Plant extracts have been used as milk coagulants (vegetable rennet) since ancient times: As the Iliad confirms, the Greeks used the juice of fig leaves to coagulate milk. Many countries where cheese is made, such as the Mediterranean regions of Spain, Portugal, North and West Africa and some parts of southern Europe, have a long tradition of using vegetable rennet. Often, these cheeses are made from goat’s milk or sheep's milk, because vegetable rennet may produce a bitter taste in cow's milk cheeses1.

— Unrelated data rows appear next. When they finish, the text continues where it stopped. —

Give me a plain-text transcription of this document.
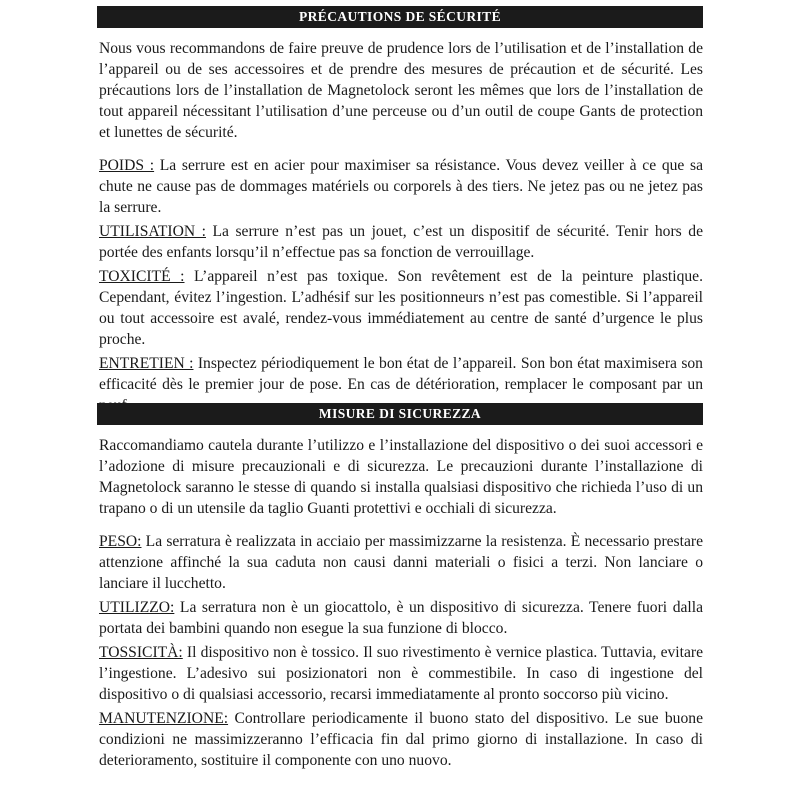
PRÉCAUTIONS DE SÉCURITÉ
Nous vous recommandons de faire preuve de prudence lors de l’utilisation et de l’installation de l’appareil ou de ses accessoires et de prendre des mesures de précaution et de sécurité. Les précautions lors de l’installation de Magnetolock seront les mêmes que lors de l’installation de tout appareil nécessitant l’utilisation d’une perceuse ou d’un outil de coupe Gants de protection et lunettes de sécurité.
POIDS : La serrure est en acier pour maximiser sa résistance. Vous devez veiller à ce que sa chute ne cause pas de dommages matériels ou corporels à des tiers. Ne jetez pas ou ne jetez pas la serrure.
UTILISATION : La serrure n’est pas un jouet, c’est un dispositif de sécurité. Tenir hors de portée des enfants lorsqu’il n’effectue pas sa fonction de verrouillage.
TOXICITÉ : L’appareil n’est pas toxique. Son revêtement est de la peinture plastique. Cependant, évitez l’ingestion. L’adhésif sur les positionneurs n’est pas comestible. Si l’appareil ou tout accessoire est avalé, rendez-vous immédiatement au centre de santé d’urgence le plus proche.
ENTRETIEN : Inspectez périodiquement le bon état de l’appareil. Son bon état maximisera son efficacité dès le premier jour de pose. En cas de détérioration, remplacer le composant par un
MISURE DI SICUREZZA
Raccomandiamo cautela durante l’utilizzo e l’installazione del dispositivo o dei suoi accessori e l’adozione di misure precauzionali e di sicurezza. Le precauzioni durante l’installazione di Magnetolock saranno le stesse di quando si installa qualsiasi dispositivo che richieda l’uso di un trapano o di un utensile da taglio Guanti protettivi e occhiali di sicurezza.
PESO: La serratura è realizzata in acciaio per massimizzarne la resistenza. È necessario prestare attenzione affinché la sua caduta non causi danni materiali o fisici a terzi. Non lanciare o lanciare il lucchetto.
UTILIZZO: La serratura non è un giocattolo, è un dispositivo di sicurezza. Tenere fuori dalla portata dei bambini quando non esegue la sua funzione di blocco.
TOSSICITÀ: Il dispositivo non è tossico. Il suo rivestimento è vernice plastica. Tuttavia, evitare l’ingestione. L’adesivo sui posizionatori non è commestibile. In caso di ingestione del dispositivo o di qualsiasi accessorio, recarsi immediatamente al pronto soccorso più vicino.
MANUTENZIONE: Controllare periodicamente il buono stato del dispositivo. Le sue buone condizioni ne massimizzeranno l’efficacia fin dal primo giorno di installazione. In caso di deterioramento, sostituire il componente con uno nuovo.
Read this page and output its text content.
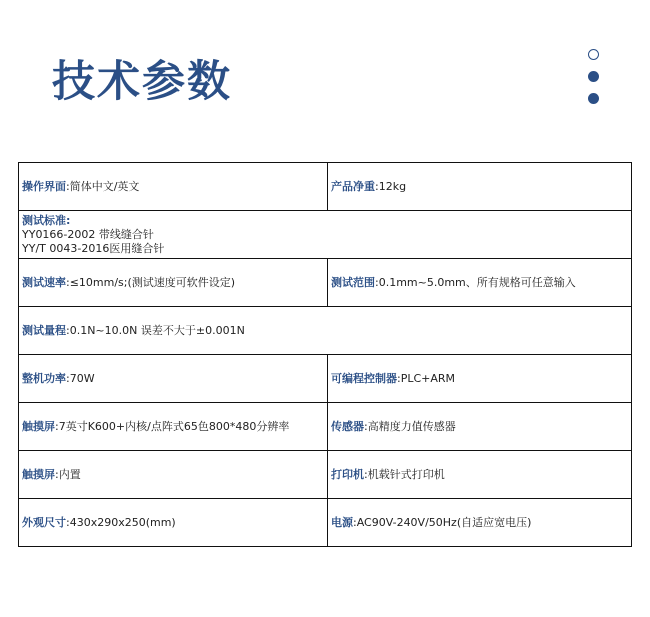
技术参数
操作界面:简体中文/英文	产品净重:12kg

测试标准:
YY0166-2002 带线缝合针
YY/T 0043-2016医用缝合针	

测试速率:≤10mm/s;(测试速度可软件设定)	测试范围:0.1mm~5.0mm、所有规格可任意输入
测试量程:0.1N~10.0N 误差不大于±0.001N	
整机功率:70W	可编程控制器:PLC+ARM
触摸屏:7英寸K600+内核/点阵式65色800*480分辨率	传感器:高精度力值传感器
触摸屏:内置	打印机:机载针式打印机
外观尺寸:430x290x250(mm)	电源:AC90V-240V/50Hz(自适应宽电压)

Plant Rennet in Cheesemaking
There are four main sources of rennet: animal rennet (extracted from the stomachs of slaughtered calves) microbial rennet, recombinant chymosin produced by genetically modified microorganisms (GMOs) and vegetable or plant rennet. Historically, most cheesemakers have used animal rennet. Recently though, various factors have led to renewed interest in the use of plant-derived sources of milk coagulants for making cheese. Such factors include the high price and limited availability of ruminant stomachs, dietary regimes such as lacto-vegetarianism, religious restrictions (i.e., Kosher and halal) or the ban on recombinant calf rennet in many European countries (e.g. France, Germany and the Netherlands). Lacto-vegetarians could consider cheese produced using rennet from these three countries as vegetarian.
However, replacing animal rennet with milk-curdling enzymes from plants to make cheese is not the simplest solution. They have a negative impact on the texture and flavour of the cheese and produce a lower cheese yield as compared to other sources of rennet1.
Plants which can be used as a source of vegetable rennet in cheesemaking include Yellow Bedstraw or cheese rennet (Galium verum), thistle cardoon, artichoke and other species of the Cynara genus1,2, stinging nettle (Urtica dioica) and Sodom apple (Calotropis procera).